A civil rights case?
King has alleged that if Kendrick had been white, the investigation would have gone differently. He doesn't believe race tells the whole story though.
"You have to consider race as a factor, but I don't think that that's the end-all in terms of trying to understand why this case was handled in the way that it was," he said Thursday.
"We believe that, certainly, if there is a coverup it is a coverup for somebody, and not a nobody," he said.
Prine, the sheriff, is white, as are about 60% of the county's residents. However, sheriff's office officials have rejected the claim that race influenced the case.
"Race never played into it," Stryde Jones of the Lowndes County Sheriff's Office said in May. "The victim played into it. That's who we're working for is the victim and the victim's family."
King said none of the materials released Monday are expected to show exactly what happened to Kendrick.
But they could cast doubt on the official explanation and nudge officials toward reclassifying Kendrick's death to allow a new investigation into what happened, King said.
"Essentially, it shifts the focus from what the sheriff had offered to other theories that were not explored and that have I think begun to slowly creep to the surface," King said after the hearing.
On Thursday, Lowndes County Coronor Bill Watson said he has not made a decision yet on whether to open a coroner's inquest into the death.
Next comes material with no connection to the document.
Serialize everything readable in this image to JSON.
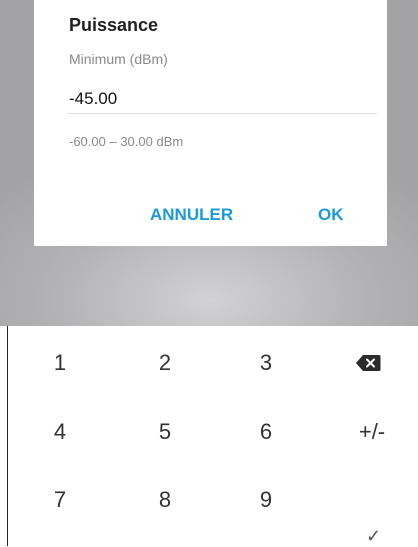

That would be the first step in reclassifying the death to something other than accidental to allow a fresh investigation into the circumstances.
Watson said he would make that decision in "the next day or so."
"And I'm emphasizing the 'or so'," he said.
Regardless of what happens, Kenneth Johnson said Thursday the family has no choice but to keep pressing on.
"We're fighting for Kendrick to the end," he said.